Areva, in partnership with Nuclear Power Corporation of India Limited (NPCIL), is planning to build six nuclear power plants of 1650 MW each at Jaitapur in Maharashtra.
Agreements for the construction of the first two European Pressurised Reactors (EPR) were signed between Areva and NPCIL on the sidelines of the talks Prime Minister Manmohan Singh had with visiting French President Nicolas Sarkozy.
Asked whether India’s liability law would prove to be a deal breaker, Lauvergeon replied in the negative.
“It is not a deal breaker,” she said, adding that Areva was looking forward to start the first nuclear power plant at Jaitapur in 2018.
The EPR, developed by Areva, has a 60-year life and the French company has assured India on the supply of uranium fuel for the lifetime of the reactor.
“No matter whatever happens, we are going to deliver uranium to NPCIL for lifetime (of the reactor)... whatever the bilateral or political situation there may be,” Lauvergeon said.
She also said Areva was open to Indian investments in its uranium mines spread across the globe. Areva owns uranium mines in several countries including Canada, Mongolia, Kazakhstan, Niger, Namibia and Australia.

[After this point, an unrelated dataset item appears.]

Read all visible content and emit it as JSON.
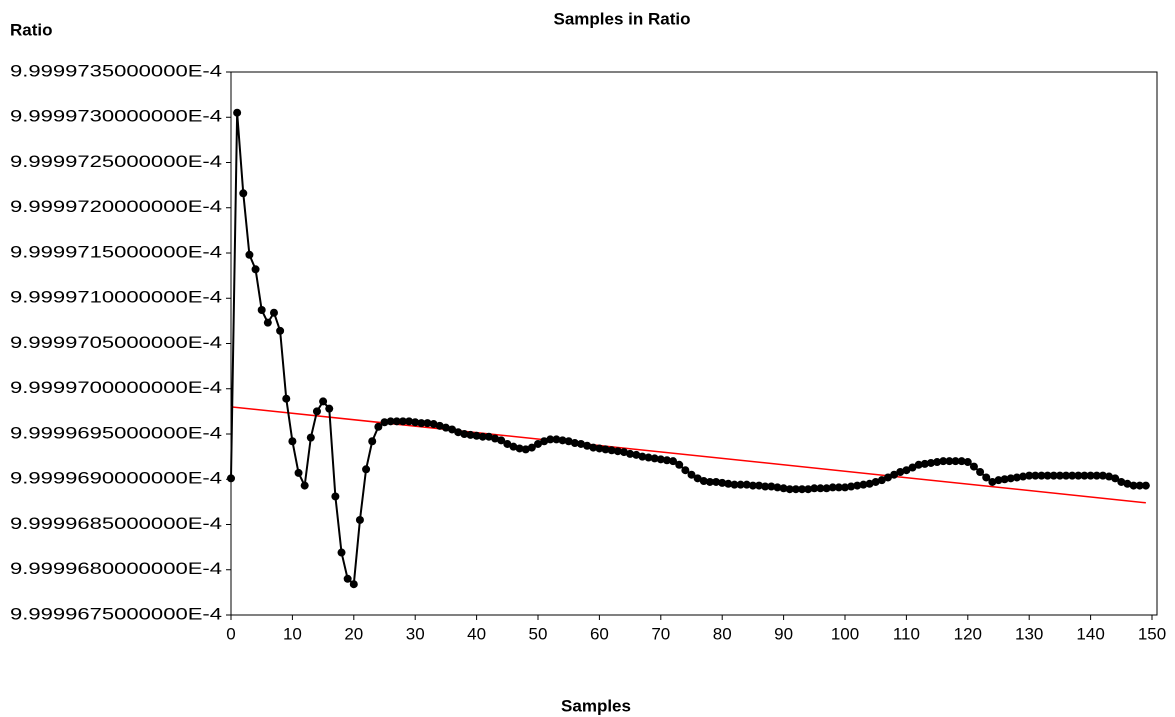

Lauvergeon said there were still some pending issues with NPCIL on financing scheme for the deal and finalising the banks for this purpose.
“We also need to do some finetuning on the interest rates for the deal,” she said.
Regarding work on the remaining four EPRs at Jaitapur, she said the pace of the project has to be decided by the NPCIL but she would like work to begin on a new reactor every one or two years.
Lauvergeon said she would like the EPR to evolve as “an Indian reactor and not as a foreign technology”.